Understanding statistical data can prove challenging when the mind is stuck in 2000 B.C.

Statistician and journalist Regina Nuzzo will try to help.

Nuzzo will deliver the keynote address, “Connecting 21st-Century Information to Stone-Age Brains: Numbers, Uncertainty, Surprise, and More,” at ComSciCon–Virginia Tech 2020 on Feb. 27, 6:30 p.m., in the Fralin Hall Auditorium.

Nuzzo’s presentation is open to the public. The talk will address the gap between modern research advances and our “Stone-Age” brains.

“Rather than trying to force people’s brains to fit the information, let’s talk about how to reshape the information to fit our idiosyncratic brains,” said Nuzzo, who serves as senior advisor for statistics communication and media innovation for the American Statistical Association. “It’s worth our time. Otherwise, when it comes to quantitative information — anything involving numbers or other forms of data, which includes most of science today — we might find ourselves needing to do a whole lot of retrofitting.”

In Nuzzo’s talk, she will offer a survival-kit checklist for communicating with humans, modern or otherwise. 

Nuzzo has worked for the National Academy of Sciences and the Department of Energy and has published in Nature, Scientific American, Science News, The New York Times, and many other venues. Nuzzo holds a doctorate in statistics from Stanford University, and her science journalism focuses on data, statistics, probability, and the research process.

ComSciCon–Virginia Tech, a conference planned by graduate students for graduate students, is designed to empower early-career researchers to communicate complex and technical concepts to broad and diverse audiences. The conference will provide opportunities for skill development and networking.

The event is organized in collaboration with the Center for Communicating Science, which is led by Patricia Raun, a professor of theatre in the School of Performing Arts in the College of Liberal Arts and Human Sciences. The center is a unit within the Institute for Society, Culture, and Environment (ISCE).

The ComSciCon–Virginia Tech organizing committee has 14 members, including co-chairs Susan Chen and Stephanie Edwards Compton, both graduate students in the Department of Human Nutrition, Foods, and Exercise in the College of Agriculture and Life Sciences. The committee has planned a full program of events on Feb. 28 centered on the theme of inclusion, diversity, and accessibility in STEAM — science, technology, engineering, arts, and math. Attendees will interact with fellow graduate student leaders in science communication; learn from expert writers, communicators, and panelists; and have the opportunity to produce original writing for publication.

Workshop topics include finding the story in your research, condensing your research into a nutshell, science communication careers, accessibility, social issues and advocacy, and more.

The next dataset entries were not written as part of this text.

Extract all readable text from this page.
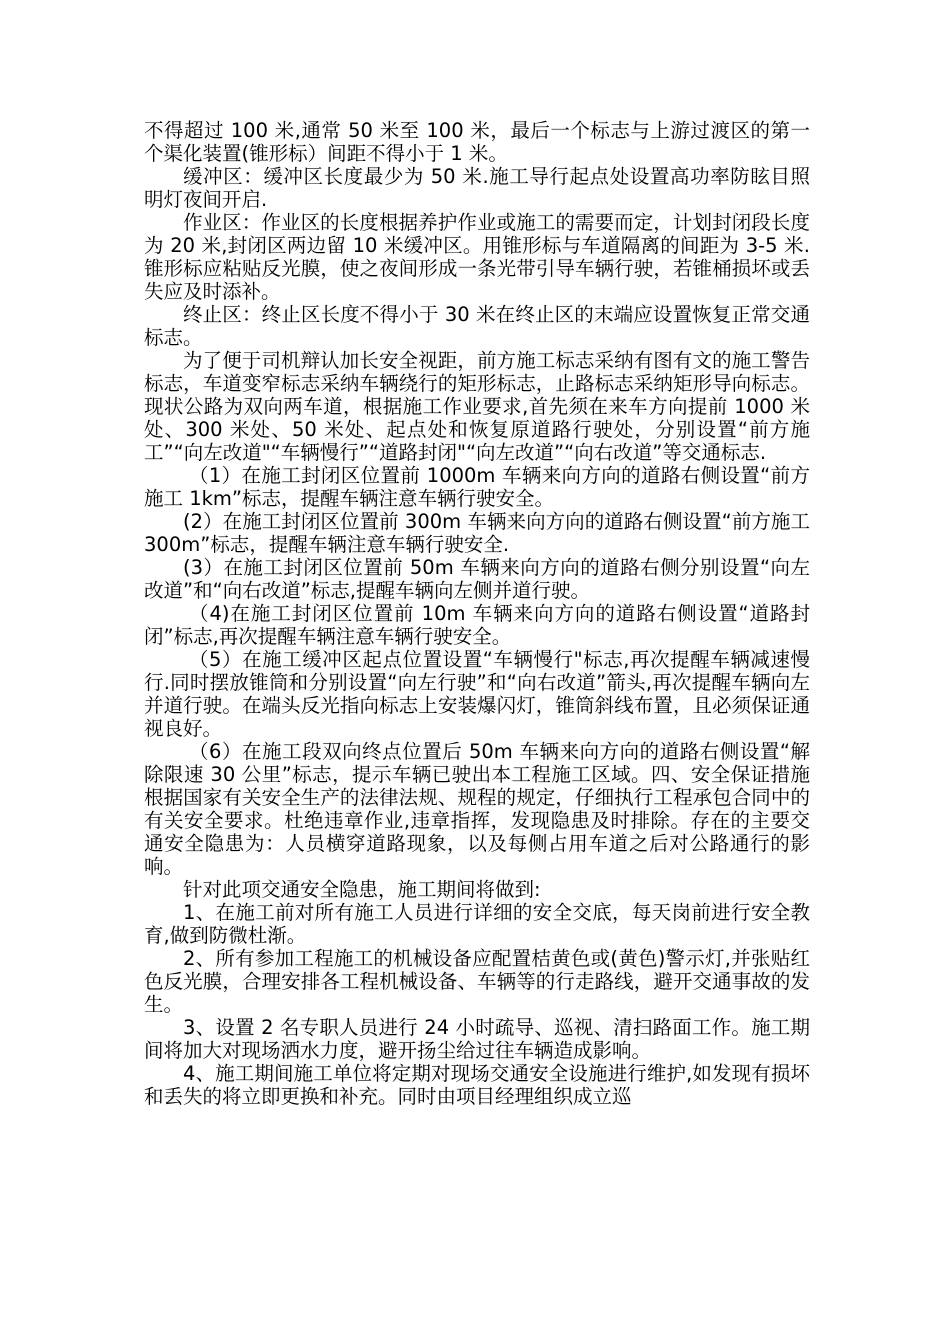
不得超过 100 米,通常 50 米至 100 米，最后一个标志与上游过渡区的第一个渠化装置(锥形标）间距不得小于 1 米。

缓冲区：缓冲区长度最少为 50 米.施工导行起点处设置高功率防眩目照明灯夜间开启.

作业区：作业区的长度根据养护作业或施工的需要而定，计划封闭段长度为 20 米,封闭区两边留 10 米缓冲区。用锥形标与车道隔离的间距为 3-5 米.锥形标应粘贴反光膜，使之夜间形成一条光带引导车辆行驶，若锥桶损坏或丢失应及时添补。

终止区：终止区长度不得小于 30 米在终止区的末端应设置恢复正常交通标志。

为了便于司机辩认加长安全视距，前方施工标志采纳有图有文的施工警告标志，车道变窄标志采纳车辆绕行的矩形标志，止路标志采纳矩形导向标志。现状公路为双向两车道，根据施工作业要求,首先须在来车方向提前 1000 米处、300 米处、50 米处、起点处和恢复原道路行驶处，分别设置“前方施工”“向左改道"“车辆慢行”“道路封闭"“向左改道”“向右改道”等交通标志.

（1）在施工封闭区位置前 1000m 车辆来向方向的道路右侧设置“前方施工 1km”标志，提醒车辆注意车辆行驶安全。

(2）在施工封闭区位置前 300m 车辆来向方向的道路右侧设置“前方施工 300m”标志，提醒车辆注意车辆行驶安全.

(3）在施工封闭区位置前 50m 车辆来向方向的道路右侧分别设置“向左改道”和“向右改道”标志,提醒车辆向左侧并道行驶。

（4)在施工封闭区位置前 10m 车辆来向方向的道路右侧设置“道路封闭”标志,再次提醒车辆注意车辆行驶安全。

（5）在施工缓冲区起点位置设置“车辆慢行"标志,再次提醒车辆减速慢行.同时摆放锥筒和分别设置“向左行驶”和“向右改道”箭头,再次提醒车辆向左并道行驶。在端头反光指向标志上安装爆闪灯，锥筒斜线布置，且必须保证通视良好。

（6）在施工段双向终点位置后 50m 车辆来向方向的道路右侧设置“解除限速 30 公里”标志，提示车辆已驶出本工程施工区域。四、安全保证措施根据国家有关安全生产的法律法规、规程的规定，仔细执行工程承包合同中的有关安全要求。杜绝违章作业,违章指挥，发现隐患及时排除。存在的主要交通安全隐患为：人员横穿道路现象，以及每侧占用车道之后对公路通行的影响。

针对此项交通安全隐患，施工期间将做到:

1、在施工前对所有施工人员进行详细的安全交底，每天岗前进行安全教育,做到防微杜渐。

2、所有参加工程施工的机械设备应配置桔黄色或(黄色)警示灯,并张贴红色反光膜，合理安排各工程机械设备、车辆等的行走路线，避开交通事故的发生。

3、设置 2 名专职人员进行 24 小时疏导、巡视、清扫路面工作。施工期间将加大对现场洒水力度，避开扬尘给过往车辆造成影响。

4、施工期间施工单位将定期对现场交通安全设施进行维护,如发现有损坏和丢失的将立即更换和补充。同时由项目经理组织成立巡
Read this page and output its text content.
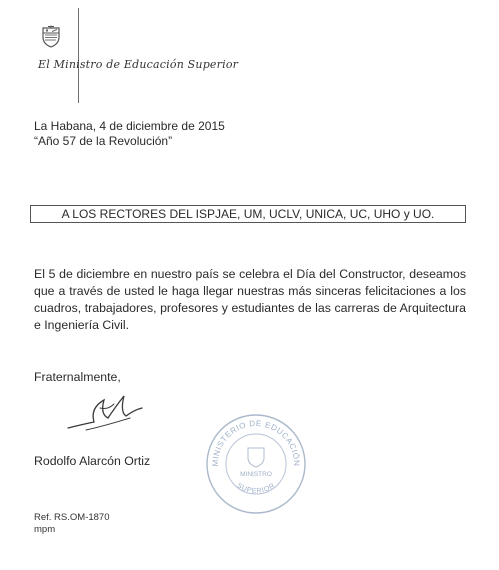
El Ministro de Educación Superior
La Habana, 4 de diciembre de 2015
“Año 57 de la Revolución”
A LOS RECTORES DEL ISPJAE, UM, UCLV, UNICA, UC, UHO y UO.
El 5 de diciembre en nuestro país se celebra el Día del Constructor, deseamos que a través de usted le haga llegar nuestras más sinceras felicitaciones a los cuadros, trabajadores, profesores y estudiantes de las carreras de Arquitectura e Ingeniería Civil.
Fraternalmente,
Rodolfo Alarcón Ortiz	MINISTERIO DE EDUCACIÓN
SUPERIOR
MINISTRO
Ref. RS.OM-1870
mpm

ComSciCon-Virginia Tech is supported by the Center for Communicating Science; the Institute for Society, Culture, and Environment; the Virginia Tech Communicating Science Club; the Global Change Center; the College of Science; the Fralin Life Sciences Institute; 4-VA; and the Graduate School. Support was also received from CytoRecovery; the Department of Psychology; the Department of Human Nutrition, Foods, and Exercise; and Jack Wardale Videography.

Originating at Harvard University and the Massachusetts Institute of Technology, the flagship ComSciCon is in its eighth year. Its popularity resulted in a franchising of the event to other venues across the United States and in Canada. Virginia Tech held its first ComSciCon in March 2019.

The Fralin Hall Auditorium is located within the Fralin Life Sciences Institute at 360 West Campus Drive in Blacksburg. A reception will precede the talk, at 5:30 p.m. in the Fralin Hall atrium.